The press referred to him as "scrappy Joe", and he nearly came to blows with Senate colleagues Robert La Follette, Porter McCumber, Thomas Heflin, and Huey Long. Once the United States entered World War I, Robinson denounced those senators who opposed the war effort. After La Follette opposed it, Robinson questioned his patriotism on the Senate floor and La Follette almost got into a brawl with Robinson and had to be restrained. His response to a guard who questioned his credentials at the 1920 Democratic National Convention was a punch in the face. Despite this temper, he maintained strong friendships across party lines.

As Franklin Roosevelt's New Deal "marshal," he ensured the passage of countless bills relating to the Depression and social policy, his most impressive victory being the Emergency Banking Act, which he pushed through both houses of Congress in seven hours. In 1937 he supported Roosevelt's proposal to restructure the United States Supreme Court (the "court-packing plan"). Robinson had a much more difficult time with the president's Court Reorganization Act, designed to add liberal justices to the Supreme Court. For weeks in 1937, he spoke, fought, and cajoled for the bill, but he could not stifle the criticism of scores of Republicans and Democrats. The constant strain showed on his face and in the stoop of his shoulders, and his friends began to worry about his health.
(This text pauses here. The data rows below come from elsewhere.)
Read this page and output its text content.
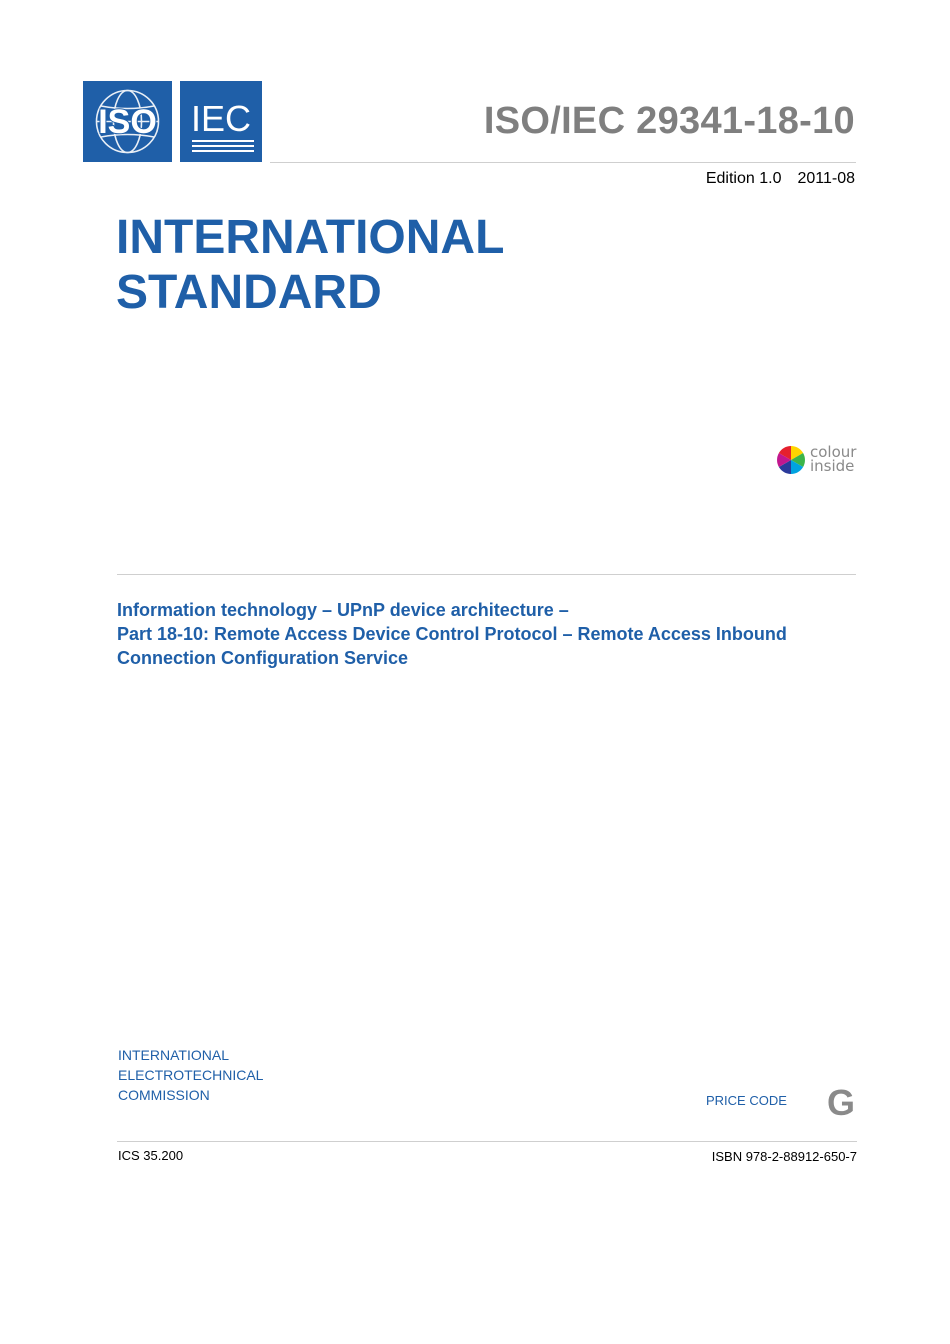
ISO IEC	ISO/IEC 29341-18-10
Edition 1.0 2011-08
INTERNATIONAL
STANDARD
colour
inside
Information technology – UPnP device architecture –
Part 18-10: Remote Access Device Control Protocol – Remote Access Inbound
Connection Configuration Service
INTERNATIONAL
ELECTROTECHNICAL
COMMISSION	PRICE CODE G
ICS 35.200	ISBN 978-2-88912-650-7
On July 14, just as the legislation seemed likely to split his party into two warring factions, Robinson's housekeeper found his pajama-clad body lying face down on his apartment floor. He died of heart failure. Two days after Robinson's sudden death, stunned colleagues, friends, and family attended his funeral in the Senate chamber. His casket, blanketed with flowers, rested in the green-carpeted pit, the site of his greatest speeches. The Senate chaplain gave a brief sermon, and the Capitol Police escorted his body to a funeral train headed to Little Rock. Thousands of mourners traveled to the Arkansas capitol to witness Robinson's lying-in-state ceremony and to express their grief and their enormous admiration for the majority leader: the "fightingest" man in the U.S. Senate.

He is buried at the Roselawn Cemetery in Little Rock, Arkansas. His home in Little Rock, the Joseph Taylor Robinson House, was declared a National Historic Landmark in 1994.

Robinson is the namesake of Camp Joseph T. Robinson, Arkansas's primary National Guard base; Robinson Center in downtown Little Rock; and elementary, middle and high schools on the northwestern edge of Little Rock. Robinson's face appears on the front of the United States half dollar produced for the 1936 Arkansas Centennial; he was one of only four men to appear on a U.S. coin while living.

Robinson is mentioned in True Grit, a historically informed novel by Arkansas writer Charles Portis. In an aside that illustrates the complexities of Southern political allegiances during the relevant period, Portis's narrator Mattie Ross says: " brought a good deal of misery to the land in the Panic of ’93 but I am not ashamed to own that my family supported him and has stayed with the Democrats right on through, up to and including Governor Alfred Smith, and not only because of Joe Robinson."